A. Front End (Before Service)

The front-end stages focus on patient information and financial verification, ensuring payment is likely before the service is provided.

  1. Pre-Registration and Scheduling: Gathering initial patient demographics, contact information, and insurance details during the scheduling phase.

  2. Insurance Eligibility and Verification: This critical step confirms that the patient's insurance policy is active and covers the specific service being sought. Verifying deductibles, co-pays, and co-insurance is essential for calculating the patient's estimated financial responsibility.

  3. Prior Authorization: Obtaining necessary approval from the payer (insurance company) for specific high-cost or specialized procedures. Failure to secure authorization results in claim denial.
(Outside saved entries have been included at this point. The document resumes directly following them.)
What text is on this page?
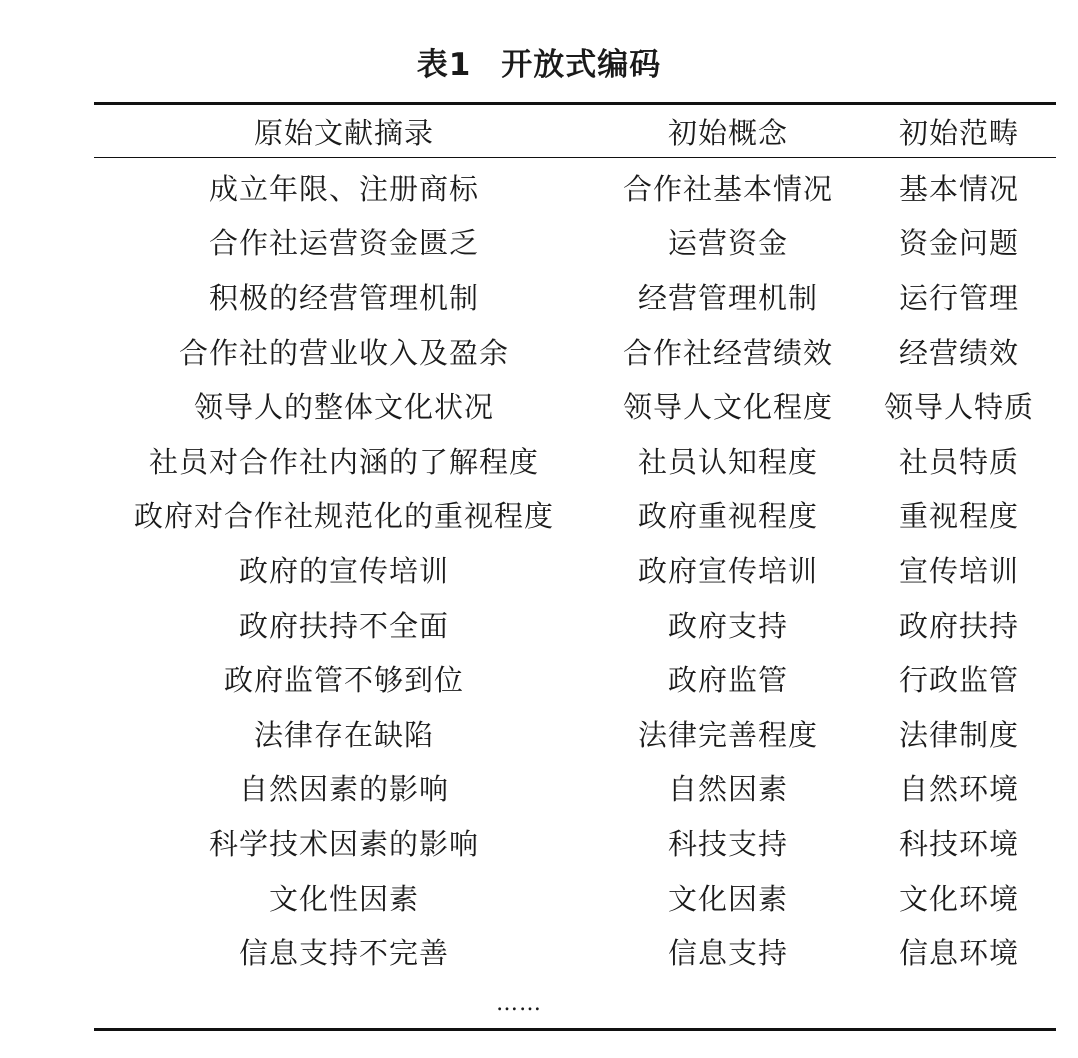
表1 开放式编码
原始文献摘录	初始概念	初始范畴
成立年限、注册商标	合作社基本情况	基本情况
合作社运营资金匮乏	运营资金	资金问题
积极的经营管理机制	经营管理机制	运行管理
合作社的营业收入及盈余	合作社经营绩效	经营绩效
领导人的整体文化状况	领导人文化程度	领导人特质
社员对合作社内涵的了解程度	社员认知程度	社员特质
政府对合作社规范化的重视程度	政府重视程度	重视程度
政府的宣传培训	政府宣传培训	宣传培训
政府扶持不全面	政府支持	政府扶持
政府监管不够到位	政府监管	行政监管
法律存在缺陷	法律完善程度	法律制度
自然因素的影响	自然因素	自然环境
科学技术因素的影响	科技支持	科技环境
文化性因素	文化因素	文化环境
信息支持不完善	信息支持	信息环境
……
B. Middle End (Service Delivery and Documentation)

The middle-end stages occur during and immediately after the clinical encounter, ensuring all services are accurately documented and coded.

  1. Charge Capture: The process of documenting all services, supplies, and procedures provided to the patient. This ensures that every billable item is accounted for and translated into a financial charge.

  2. Clinical Documentation and Coding: Professional medical coders translate the physician's notes and documentation (diagnosis, procedures, services) into standardized code sets (ICD-10 for diagnoses and CPT for procedures). Accurate coding is paramount for claim submission and compliance.